A 2020 study in Health Affairs (N = 6,014 low-income women) found that telehealth contraception delivery increased initiation of prescription contraception by 31% in populations living more than 25 miles from the nearest reproductive health clinic. [14] Twenty-Eight Health's Medicaid acceptance positions it to capture this access benefit, though no independent study has measured Twenty-Eight Health's own patient outcomes in these populations.

The Guttmacher Institute tracks contraceptive access data by state. States with the most restrictive in-person access to reproductive healthcare are also the states where telehealth platforms like Twenty-Eight Health may provide the most marginal benefit to patients. [15]
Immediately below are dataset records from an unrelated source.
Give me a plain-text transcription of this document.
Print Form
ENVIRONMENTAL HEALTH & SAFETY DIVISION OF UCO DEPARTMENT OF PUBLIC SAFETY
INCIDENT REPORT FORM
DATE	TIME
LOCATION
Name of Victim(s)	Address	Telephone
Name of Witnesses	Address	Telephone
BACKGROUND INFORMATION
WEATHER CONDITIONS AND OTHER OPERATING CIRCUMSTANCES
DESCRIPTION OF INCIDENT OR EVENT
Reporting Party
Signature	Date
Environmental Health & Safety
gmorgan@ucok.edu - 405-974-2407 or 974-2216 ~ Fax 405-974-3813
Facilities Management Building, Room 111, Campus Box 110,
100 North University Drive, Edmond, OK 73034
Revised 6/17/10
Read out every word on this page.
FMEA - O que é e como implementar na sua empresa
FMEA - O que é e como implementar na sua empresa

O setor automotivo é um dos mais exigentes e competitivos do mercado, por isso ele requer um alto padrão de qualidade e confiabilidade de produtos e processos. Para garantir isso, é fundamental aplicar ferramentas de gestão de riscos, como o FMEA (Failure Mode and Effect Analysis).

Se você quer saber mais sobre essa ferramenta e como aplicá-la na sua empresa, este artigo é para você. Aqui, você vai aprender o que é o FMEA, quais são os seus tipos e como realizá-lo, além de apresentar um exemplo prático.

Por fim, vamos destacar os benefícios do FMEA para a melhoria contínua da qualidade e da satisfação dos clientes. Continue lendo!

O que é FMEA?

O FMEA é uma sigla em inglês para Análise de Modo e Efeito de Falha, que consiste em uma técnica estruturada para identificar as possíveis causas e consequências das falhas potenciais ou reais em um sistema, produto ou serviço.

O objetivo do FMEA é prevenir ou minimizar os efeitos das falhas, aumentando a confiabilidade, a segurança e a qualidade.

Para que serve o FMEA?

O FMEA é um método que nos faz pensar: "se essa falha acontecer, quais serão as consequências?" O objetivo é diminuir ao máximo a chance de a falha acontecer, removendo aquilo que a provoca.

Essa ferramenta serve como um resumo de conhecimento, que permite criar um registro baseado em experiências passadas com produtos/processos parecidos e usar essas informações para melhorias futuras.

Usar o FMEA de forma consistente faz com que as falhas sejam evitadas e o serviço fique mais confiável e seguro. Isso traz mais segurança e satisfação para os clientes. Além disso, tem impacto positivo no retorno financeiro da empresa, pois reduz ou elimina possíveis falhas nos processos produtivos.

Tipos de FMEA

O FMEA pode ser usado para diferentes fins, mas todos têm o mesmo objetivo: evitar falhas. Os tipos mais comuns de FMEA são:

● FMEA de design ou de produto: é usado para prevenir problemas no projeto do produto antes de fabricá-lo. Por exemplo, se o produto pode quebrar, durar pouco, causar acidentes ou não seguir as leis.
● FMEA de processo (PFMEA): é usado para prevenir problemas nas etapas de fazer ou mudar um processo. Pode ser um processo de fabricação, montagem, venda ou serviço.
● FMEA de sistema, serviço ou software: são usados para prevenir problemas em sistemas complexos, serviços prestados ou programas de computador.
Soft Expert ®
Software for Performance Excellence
Clinical Protocol Transparency

Intake Questionnaire Design

The quality of an async telehealth platform's clinical protocol is only as good as its intake questionnaire. A well-designed intake form should screen for:

• Personal or family history of VTE
• Migraine with aura (a contraindication to estrogen-containing methods per WHO Medical Eligibility Criteria Category 4)
• Uncontrolled hypertension (systolic above 160 mmHg or diastolic above 100 mmHg)
• Active or recent breast cancer
• Current use of enzyme-inducing medications (rifampin, certain anticonvulsants) that reduce COC efficacy

The WHO's Medical Eligibility Criteria for Contraceptive Use (MEC), 5th edition, is the standard reference document for these screening decisions. [16] HealthRX was not able to obtain and independently audit Twenty-Eight Health's specific intake questionnaire at the time of this review. Any patient or clinician who wants to evaluate the platform's protocol rigor should request a copy of the intake form and cross-reference it against WHO MEC categories.

Escalation Pathways

A responsible async telehealth platform must have a clear pathway for escalating patients who screen positive for contraindications, including same-day referral to emergency services for patients who disclose active VTE symptoms during an intake. Whether Twenty-Eight Health's protocol meets this standard is not independently verifiable from public information alone.

What Twenty-Eight Health Does Not Offer

Twenty-Eight Health does not prescribe:

• Long-acting reversible contraceptives (IUDs, implants) because these require in-person placement
• Abortion medication (mifepristone/misoprostol) in its current publicly described service lines
• Testosterone or hormone replacement therapy outside its defined reproductive health scope
• Medications for infertility treatment

Patients seeking these services would need to use a different platform or in-person provider. This scope limitation is not a deficiency; it reflects a deliberate clinical focus.

Summary of Legitimacy Indicators

Based on publicly available information assessed for this review:

• No active FDA warning letters
• No LegitScript "Not Recommended" designation
• No documented state medical board disciplinary actions against named clinicians
• BBB complaints concentrated in billing and logistics, not clinical harm
• ACOG and WHO guidelines support the async prescribing model for the drug classes offered
• Published reproductive telehealth literature supports comparable safety to in-person prescribing for hormonal contraceptives

The primary gap is the absence of published, independently verified outcomes data specific to Twenty-Eight Health's patient population. Until such data exist, clinicians referring patients and patients evaluating the platform should weigh the above indicators alongside the peer-reviewed evidence base for reproductive telehealth broadly.